This is not correct. The procedure you describe is to test the hypothesis that you can tell the difference between your interconnects to a given level of confidence. Failing this test does not mean you cannot sometimes tell the interconnects apart. It means that you cannot reliably tell the interconnects apart.
In order to test that you cannot tell the interconnects apart at all you can use the same results but have to perform a different analysis to test a different hypothesis. The hypothesis you would want to test is: are my results simply a set of random guesses to a high level of confidence? This is a standard test but not one I have seen audiophiles perform which is perhaps not surprising. It would be used to test if, for example, a dice was fair or if a statistical measurement technique was unbiased. As a test it requires more samples for a given level of confidence because one needs to test the whole probability distribution rather than simply the mean. For example, if you took a 100 measurements and perceived a difference in the first 50 and perceived no difference in the last 50 then although the mean is the same as the average of a random one the distribution is clearly not random.
> My question now is: let's say I'm able to get a correct identification
> 80% of the time. How many trials would be needed for a 5% level of
> significance? For a 1% level of significance? For a 0.1% level?
If you can only tell the cables apart 80% of the time then it does not matter how many samples take since you are not drawing from a population that can tell the cables apart. You would need to change the hypothesis being tested to something else.
"""This is not correct. The procedure you describe is to test the hypothesis that you can tell the difference between your interconnects to a given level of confidence. Failing this test does not mean you cannot sometimes tell the interconnects apart.
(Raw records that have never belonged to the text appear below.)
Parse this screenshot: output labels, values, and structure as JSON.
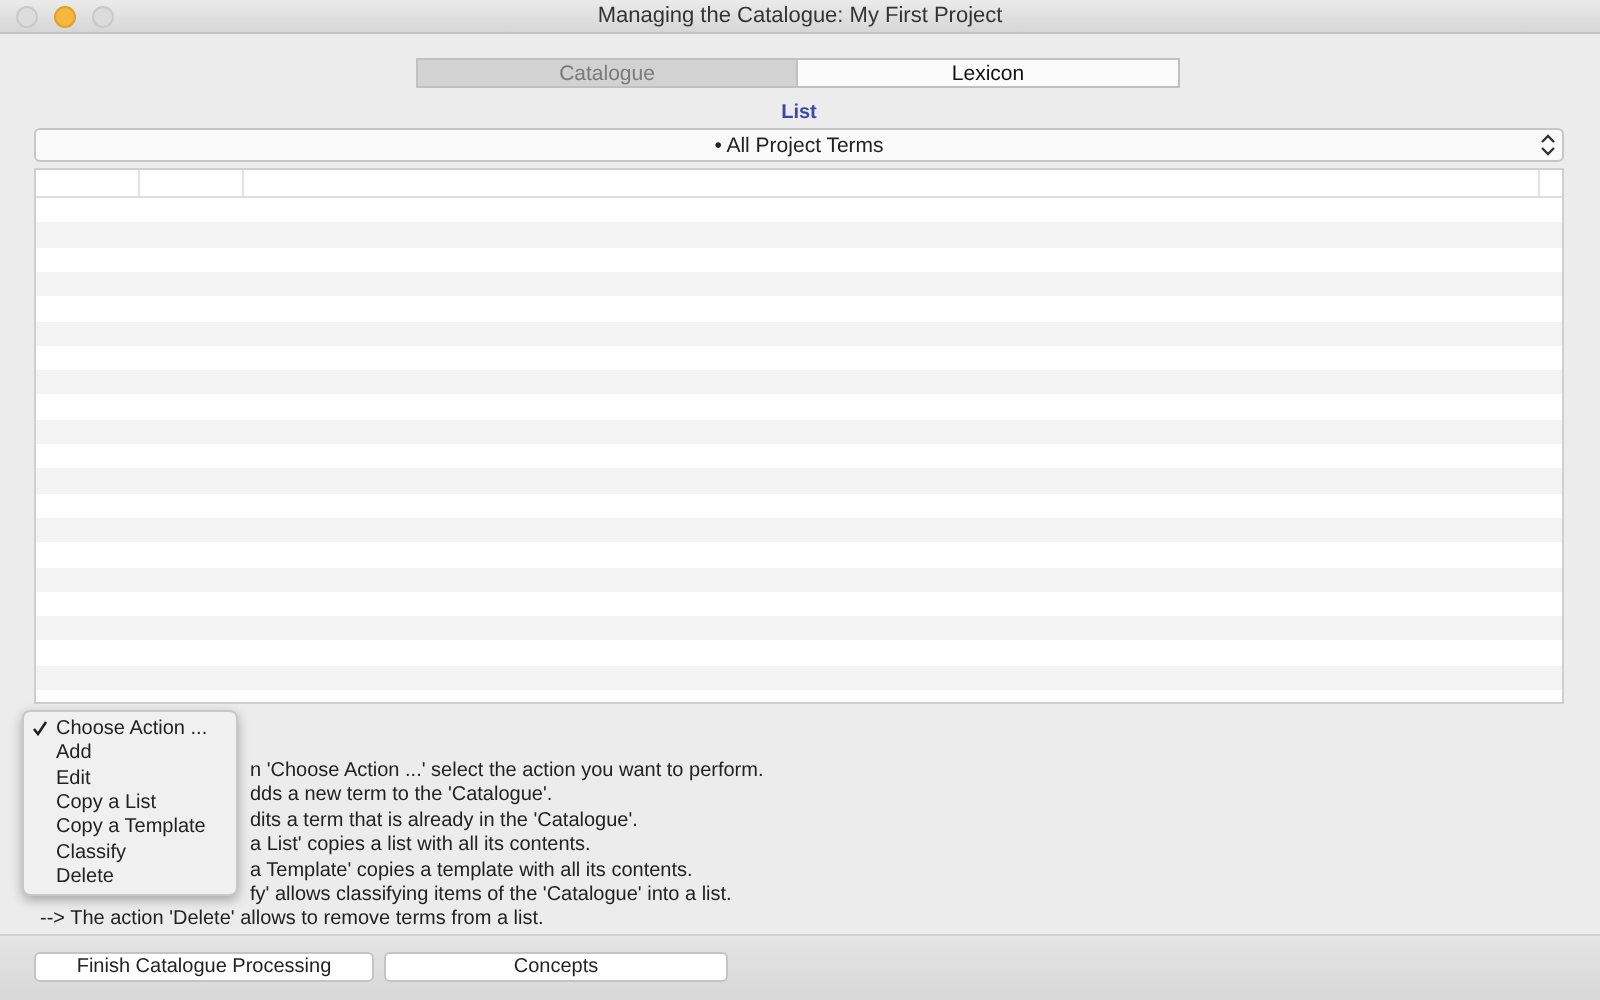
{
  "window": {
    "title": "Managing the Catalogue: My First Project"
  },
  "tabs": [
    {
      "label": "Catalogue",
      "selected": true
    },
    {
      "label": "Lexicon",
      "selected": false
    }
  ],
  "list_label": "List",
  "list_popup": {
    "value": "• All Project Terms"
  },
  "help_lines_behind_menu": [
    "n  'Choose Action ...'  select the action you want to perform.",
    "dds a new term to the 'Catalogue'.",
    "dits a term that is already in the 'Catalogue'.",
    "a List' copies a list with all its contents.",
    "a Template' copies a template with all its contents.",
    "fy' allows classifying items of the 'Catalogue' into a list."
  ],
  "help_last_line": "--> The action 'Delete' allows to remove terms from a list.",
  "action_menu": [
    {
      "label": "Choose Action ...",
      "checked": true
    },
    {
      "label": "Add",
      "checked": false
    },
    {
      "label": "Edit",
      "checked": false
    },
    {
      "label": "Copy a List",
      "checked": false
    },
    {
      "label": "Copy a Template",
      "checked": false
    },
    {
      "label": "Classify",
      "checked": false
    },
    {
      "label": "Delete",
      "checked": false
    }
  ],
  "buttons": [
    "Finish Catalogue Processing",
    "Concepts"
  ]
}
It means that you cannot reliably tell the interconnects apart."""
Well, that's not what my little primer on statistics says. There is a null hypothesis (H_0), alternative hypothesis, (H_1). If the sound of the cable has no influence on my perception, then the probability of guessing correctly is p=0.5. In other words, completely random. That's the null hypothesis. If we run 18 trials and I get 15 of them correct, then P=0.004. That means there was a 0.4% chance that p actually equals 0.5. There is a 99.6% chance that p is *something other than 0.5*. But the test cannot tell you what p is. Just that it's not 0.5.
Guessing right 80% of the time, over a large number of trials, is in fact strong evidence that my perception is influenced by the sound of the cables. It may also be influenced by what I had for lunch, or what random thoughts are going through my brain. But it is very likely influenced by the difference in sound---hence evidence that I can tell them apart (i.e. that their sound influences my perception).
"Well, that's not what my little primer on statistics says. There is a null hypothesis (H_0), alternative hypothesis, (H_1). If the sound of the cable has no influence on my perception, then the probability of guessing correctly is p=0.5. In other words, completely random. That's the null hypothesis. If we run 18 trials and I get 15 of them correct, then P=0.004. That means there was a 0.4% chance that p actually equals 0.5. There is a 99.6% chance that p is *something other than 0.5*. But the test cannot tell you what p is. Just that it's not 0.5."You mostly have it except for the meanings of the various probabilities.
p=0.5 ... that just means the probability of guessing correct on a single independent trial.
P=0.004 ... that just means the probability of getting 15 correct out of 18 trials due to chance alone.
And, as per my other (longer) post, the test does not involve rejecting small "p", that's just an attribute of the mathematical model associated with the null hypothesis, what we are really doing is comparing our result with what the model "says" about the likelyhood of such a value.
Everything matters, don't forget to tweak your placebos!